A fresh attempt to legalise assisted suicide in Scotland is being launched today despite defeat just over a year ago.
Veteran politician Margo MacDonald, whose first bid fell in a free vote, argues there is consistent support among the public.
Ms MacDonald, Holyrood's only independent MSP, will set out a new consultation at the official launch inside the Scottish Parliament.
Changes to the previous proposal are expected to cover qualifying conditions and whether assisted suicide should be administered by a physician or by the patient.

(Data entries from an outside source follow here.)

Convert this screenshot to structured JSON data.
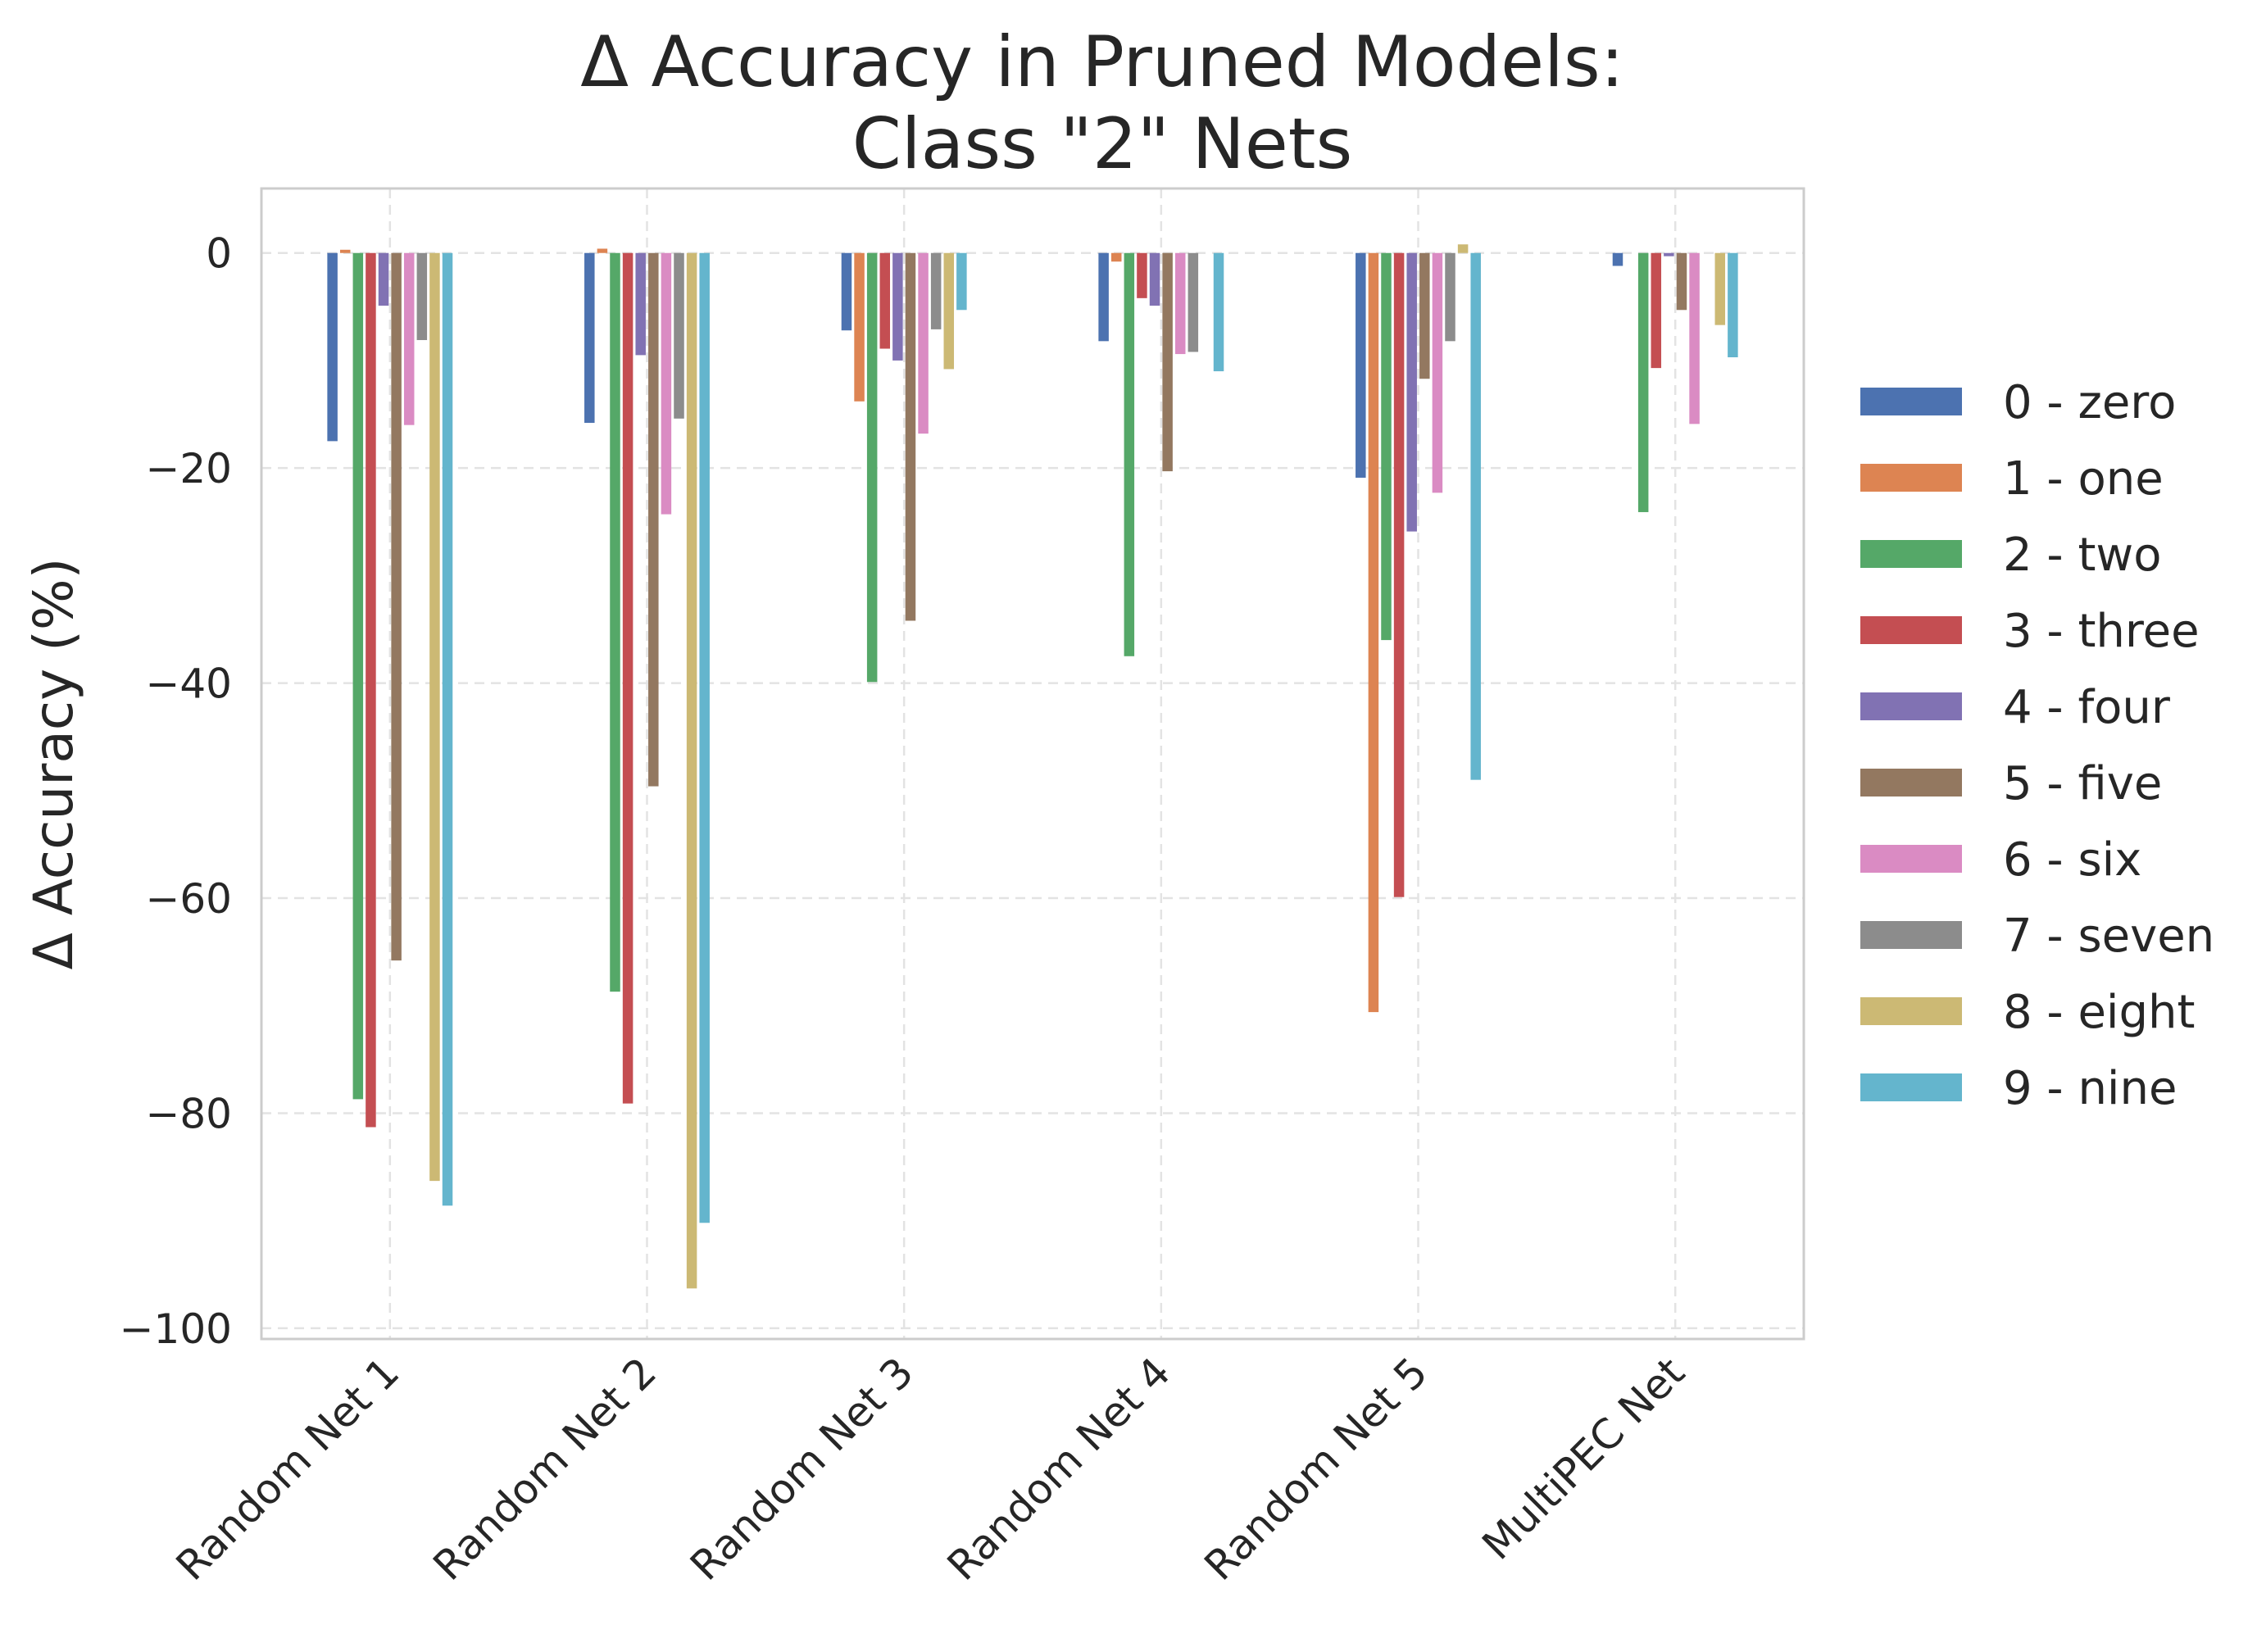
{
  "chart_data": {
    "type": "bar",
    "title_lines": [
      "Δ Accuracy in Pruned Models:",
      "Class \"2\" Nets"
    ],
    "xlabel": "",
    "ylabel": "Δ Accuracy (%)",
    "ylim": [
      -101,
      6
    ],
    "yticks": [
      0,
      -20,
      -40,
      -60,
      -80,
      -100
    ],
    "ytick_labels": [
      "0",
      "−20",
      "−40",
      "−60",
      "−80",
      "−100"
    ],
    "grid": true,
    "legend_position": "right",
    "categories": [
      "Random Net 1",
      "Random Net 2",
      "Random Net 3",
      "Random Net 4",
      "Random Net 5",
      "MultiPEC Net"
    ],
    "series": [
      {
        "name": "0 - zero",
        "color": "#4c72b0",
        "values": [
          -17.5,
          -15.8,
          -7.2,
          -8.2,
          -20.9,
          -1.2
        ]
      },
      {
        "name": "1 - one",
        "color": "#dd8452",
        "values": [
          0.3,
          0.4,
          -13.8,
          -0.8,
          -70.6,
          0.0
        ]
      },
      {
        "name": "2 - two",
        "color": "#55a868",
        "values": [
          -78.7,
          -68.7,
          -39.9,
          -37.5,
          -36.0,
          -24.1
        ]
      },
      {
        "name": "3 - three",
        "color": "#c44e52",
        "values": [
          -81.3,
          -79.1,
          -8.9,
          -4.2,
          -59.9,
          -10.7
        ]
      },
      {
        "name": "4 - four",
        "color": "#8172b3",
        "values": [
          -4.9,
          -9.5,
          -10.0,
          -4.9,
          -25.9,
          -0.3
        ]
      },
      {
        "name": "5 - five",
        "color": "#937860",
        "values": [
          -65.8,
          -49.6,
          -34.2,
          -20.3,
          -11.7,
          -5.3
        ]
      },
      {
        "name": "6 - six",
        "color": "#da8bc3",
        "values": [
          -16.0,
          -24.3,
          -16.8,
          -9.4,
          -22.3,
          -15.9
        ]
      },
      {
        "name": "7 - seven",
        "color": "#8c8c8c",
        "values": [
          -8.1,
          -15.4,
          -7.1,
          -9.2,
          -8.2,
          0.0
        ]
      },
      {
        "name": "8 - eight",
        "color": "#ccb974",
        "values": [
          -86.3,
          -96.3,
          -10.8,
          0.0,
          0.8,
          -6.7
        ]
      },
      {
        "name": "9 - nine",
        "color": "#64b5cd",
        "values": [
          -88.6,
          -90.2,
          -5.3,
          -11.0,
          -49.0,
          -9.7
        ]
      }
    ]
  }
}
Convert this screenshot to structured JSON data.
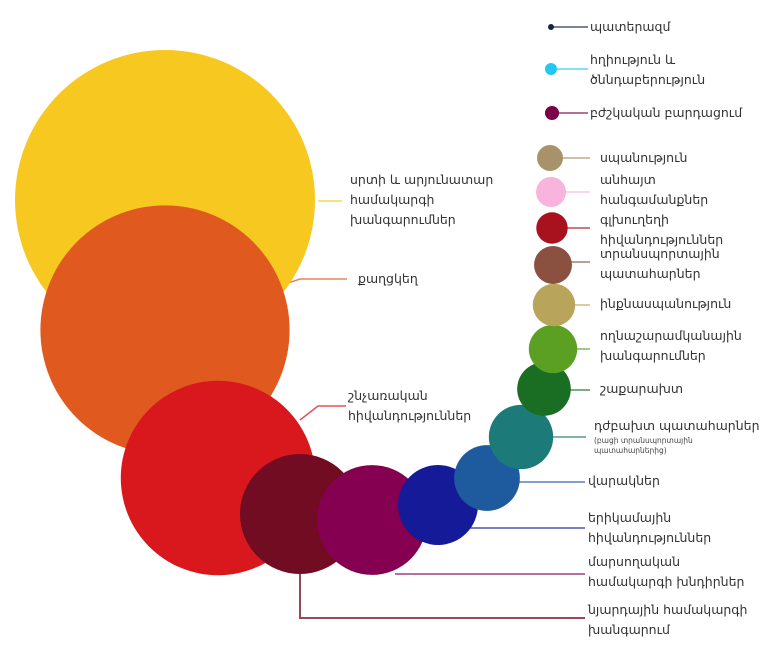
{
  "chart_data": {
    "type": "bubble",
    "value_note": "",
    "items": [
      {
        "label": "սրտի և արյունատար\nհամակարգի\nխանգարումներ",
        "color": "#F7C820",
        "relative_area": 100
      },
      {
        "label": "քաղցկեղ",
        "color": "#E05A20",
        "relative_area": 69
      },
      {
        "label": "շնչառական\nհիվանդություններ",
        "color": "#D8181C",
        "relative_area": 42
      },
      {
        "label": "նյարդային համակարգի\nխանգարում",
        "color": "#720C22",
        "relative_area": 16
      },
      {
        "label": "մարսողական\nհամակարգի խնդիրներ",
        "color": "#850050",
        "relative_area": 13.4
      },
      {
        "label": "երիկամային\nհիվանդություններ",
        "color": "#141A98",
        "relative_area": 7.1
      },
      {
        "label": "վարակներ",
        "color": "#1D5A9E",
        "relative_area": 4.8
      },
      {
        "label": "դժբախտ պատահարներ",
        "sublabel": "(բացի տրանսպորտային\nպատահարներից)",
        "color": "#1C7B78",
        "relative_area": 4.6
      },
      {
        "label": "շաքարախտ",
        "color": "#1A6E24",
        "relative_area": 3.2
      },
      {
        "label": "ողնաշարամկանային\nխանգարումներ",
        "color": "#5BA022",
        "relative_area": 2.6
      },
      {
        "label": "ինքնասպանություն",
        "color": "#B8A45A",
        "relative_area": 2.0
      },
      {
        "label": "տրանսպորտային\nպատահարներ",
        "color": "#8A5040",
        "relative_area": 1.6
      },
      {
        "label": "գլխուղեղի\nհիվանդություններ",
        "color": "#A8121E",
        "relative_area": 1.1
      },
      {
        "label": "անհայտ\nհանգամանքներ",
        "color": "#F8B4DC",
        "relative_area": 1.0
      },
      {
        "label": "սպանություն",
        "color": "#A8926A",
        "relative_area": 0.75
      },
      {
        "label": "բժշկական բարդացում",
        "color": "#7A0048",
        "relative_area": 0.22
      },
      {
        "label": "հղիություն և\nծննդաբերություն",
        "color": "#22C8F4",
        "relative_area": 0.16
      },
      {
        "label": "պատերազմ",
        "color": "#1A2440",
        "relative_area": 0.04
      }
    ]
  }
}
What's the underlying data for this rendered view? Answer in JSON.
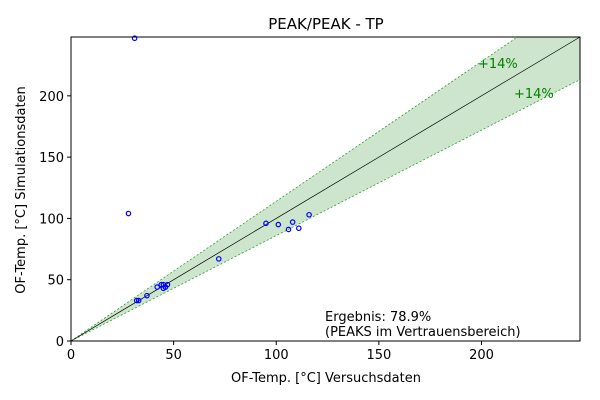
{
  "chart_data": {
    "type": "scatter",
    "title": "PEAK/PEAK - TP",
    "xlabel": "OF-Temp. [°C] Versuchsdaten",
    "ylabel": "OF-Temp. [°C] Simulationsdaten",
    "xlim": [
      0,
      248
    ],
    "ylim": [
      0,
      248
    ],
    "xticks": [
      0,
      50,
      100,
      150,
      200
    ],
    "yticks": [
      0,
      50,
      100,
      150,
      200
    ],
    "tick_labels_x": [
      "0",
      "50",
      "100",
      "150",
      "200"
    ],
    "tick_labels_y": [
      "0",
      "50",
      "100",
      "150",
      "200"
    ],
    "grid": false,
    "band_pct": 14,
    "band_labels": [
      "+14%",
      "+14%"
    ],
    "colors": {
      "points": "#0000ff",
      "band_fill": "#cce5cc",
      "band_edge": "#2ca02c",
      "band_text": "#008000",
      "diagonal": "#000000"
    },
    "series": [
      {
        "x": [
          31,
          28,
          32,
          33,
          37,
          42,
          44,
          45,
          46,
          47,
          45,
          46,
          72,
          95,
          101,
          106,
          108,
          111,
          116
        ],
        "y": [
          247,
          104,
          33,
          33,
          37,
          44,
          46,
          46,
          44,
          46,
          43,
          44,
          67,
          96,
          95,
          91,
          97,
          92,
          103
        ]
      }
    ],
    "annotation": {
      "line1": "Ergebnis: 78.9%",
      "line2": "(PEAKS im Vertrauensbereich)"
    }
  }
}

Under her plan, Scotland would become the first part of Britain to change the law, which currently leaves Scots open to prosecution for culpable homicide.
Ms MacDonald said: "Since the defeat of my original proposal in December 2010, the volume of correspondence I've received on the matter, coupled with the continuing public interest, stimulated in part by some high-profile statements in favour of the general principle of assisted suicide, indicates to me a consistent level of support for individuals suffering a terminal illness or condition, for whom life becomes intolerable, to have the legal right to request help to end their life before nature decrees."
The launch comes just days after a report called for doctors to be given the right to be able to help terminally-ill people with less than a year left to live to kill themselves.
The year-long Commission on Assisted Dying said stringent safeguards must be in place to protect those who might not have the mental capacity to make such a choice, or who might be clinically depressed or experiencing pressure from friends or relatives.
The commission, chaired by former lord chancellor Lord Falconer, said that, under their proposals, a terminally-ill person would need to be able to take the medication themselves, as a clear sign their actions were voluntary.
Ms MacDonald, a former SNP politician who suffers from Parkinson's disease, failed to secure the necessary support to pass the controversial legislation at Holyrood in 2010, losing in a 16-85 free vote.
The End of Life Assistance Bill had been considered by a specially-convened committee, which did not support the general principles.
The legislation set out that anyone aged over 16 could request help to die. The person would have to be diagnosed as terminally ill and find life intolerable.
A series of scrutiny sessions were held at the Scottish Parliament, taking in evidence from doctors in countries where forms of assisted suicide are permitted.
Assisted suicide is a criminal offence in England and Wales, punishable by up to 14 years in prison.